Il motivo è fondato e la gravata sentenza va quindi annullata senza rinvio sul punto, con conseguente rideterminazione della sanzione detentiva, da indicarsi in anni 14 e mesi quattro di reclusione nei termini proposti dallo stesso ricorrente, atteso l’evidente errore della corte distrettuale.

2) il ricorso di I.T. e le ragioni della decisione di questa Corte.

Con un unico motivo di impugnazione si lamenta testualmente "errata interpretazione ed applicazione della norma" in punto di richiesta di "revisione delle pene per i reati in continuazione, nel minimo edittale".

Con ulteriore sviluppo della stessa doglianza si chiede che per i reati dei capi H), M), ed O) il riconoscimento dell’attenuante ex art. 62 c.p., n. 4 e si chiede alla Corte di legittimità di "rideterminare le pene inflitte così da ridurre la pena al minimo edittale".

Il motivo è inammissibile sia per la genericità delle prospettazioni, sia per il tenore delle richieste non essendo compito della Corte di legittimità la diretta determinazione della sanzione in concreto da irrogare.

2) il ricorso di N.D. e le ragioni della decisione di questa Corte.

Con ricorso personalmente proposto il N. lamenta difetto di motivazione in ordine agli aumenti inflitti in continuazione.

La doglianza segue la sorte di inammissibilità del ricorso del correo I., attesa la ricorrenza dei medesimi vizi di assenza di specificità, a fronte di una congrua e adeguata motivazione dei giudici di merito sul punto, ignorata nella impugnazione, la quale è stata redatta in modo disancorato dalla concreta argomentazione che è stata invece utilizzata dalla corte distrettuale e dal primo giudice.

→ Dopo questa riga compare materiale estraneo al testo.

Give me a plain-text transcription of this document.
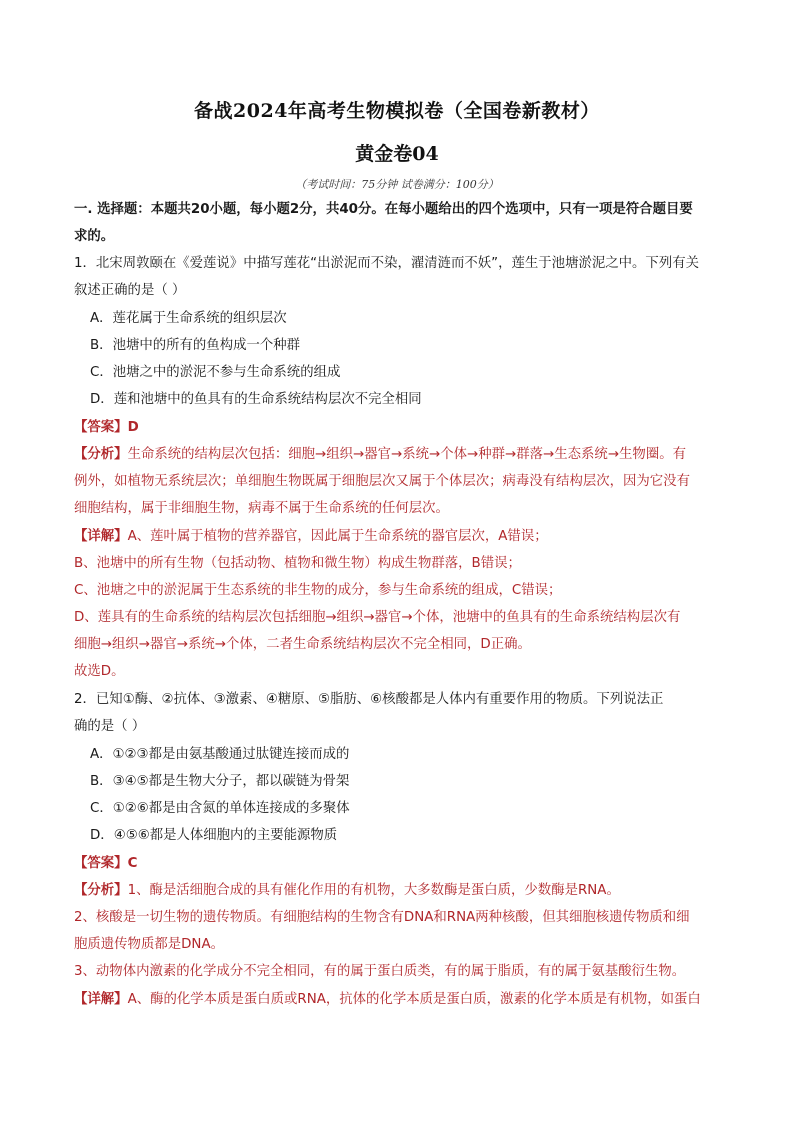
备战2024年高考生物模拟卷（全国卷新教材）
黄金卷04
（考试时间：75分钟 试卷满分：100分）
一. 选择题：本题共20小题，每小题2分，共40分。在每小题给出的四个选项中，只有一项是符合题目要
求的。
1．北宋周敦颐在《爱莲说》中描写莲花“出淤泥而不染，濯清涟而不妖”，莲生于池塘淤泥之中。下列有关
叙述正确的是（ ）
A．莲花属于生命系统的组织层次
B．池塘中的所有的鱼构成一个种群
C．池塘之中的淤泥不参与生命系统的组成
D．莲和池塘中的鱼具有的生命系统结构层次不完全相同
【答案】D
【分析】生命系统的结构层次包括：细胞→组织→器官→系统→个体→种群→群落→生态系统→生物圈。有
例外，如植物无系统层次；单细胞生物既属于细胞层次又属于个体层次；病毒没有结构层次，因为它没有
细胞结构，属于非细胞生物，病毒不属于生命系统的任何层次。
【详解】A、莲叶属于植物的营养器官，因此属于生命系统的器官层次，A错误；
B、池塘中的所有生物（包括动物、植物和微生物）构成生物群落，B错误；
C、池塘之中的淤泥属于生态系统的非生物的成分，参与生命系统的组成，C错误；
D、莲具有的生命系统的结构层次包括细胞→组织→器官→个体，池塘中的鱼具有的生命系统结构层次有
细胞→组织→器官→系统→个体，二者生命系统结构层次不完全相同，D正确。
故选D。
2．已知①酶、②抗体、③激素、④糖原、⑤脂肪、⑥核酸都是人体内有重要作用的物质。下列说法正
确的是（ ）
A．①②③都是由氨基酸通过肽键连接而成的
B．③④⑤都是生物大分子，都以碳链为骨架
C．①②⑥都是由含氮的单体连接成的多聚体
D．④⑤⑥都是人体细胞内的主要能源物质
【答案】C
【分析】1、酶是活细胞合成的具有催化作用的有机物，大多数酶是蛋白质，少数酶是RNA。
2、核酸是一切生物的遗传物质。有细胞结构的生物含有DNA和RNA两种核酸，但其细胞核遗传物质和细
胞质遗传物质都是DNA。
3、动物体内激素的化学成分不完全相同，有的属于蛋白质类，有的属于脂质，有的属于氨基酸衍生物。
【详解】A、酶的化学本质是蛋白质或RNA，抗体的化学本质是蛋白质，激素的化学本质是有机物，如蛋白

I ricorsi di I.T. e N.D. vanno quindi dichiarati inammissibili e i ricorrenti condannati al pagamento delle spese processuali e, ciascuno, a quello della somma di Euro 1.000,00 (mille) in favore della Cassa delle ammende.
P.Q.M.

Annulla senza rinvio la sentenza impugnata nei confronti di C. G. limitatamente alla misura della pena detentiva, che determina in anni quattordici e mesi quattro di reclusione.

Rigetta il ricorso nel resto.

Dichiara inammissibili i ricorsi di I.T. e N. D. e condanna i ricorrenti al pagamento delle spese processuali e ciascuno a quello della somma di Euro 1.000,00 (mille) in favore della Cassa delle ammende.

Testo non ufficiale. La sola stampa del bollettino ufficiale ha carattere legale.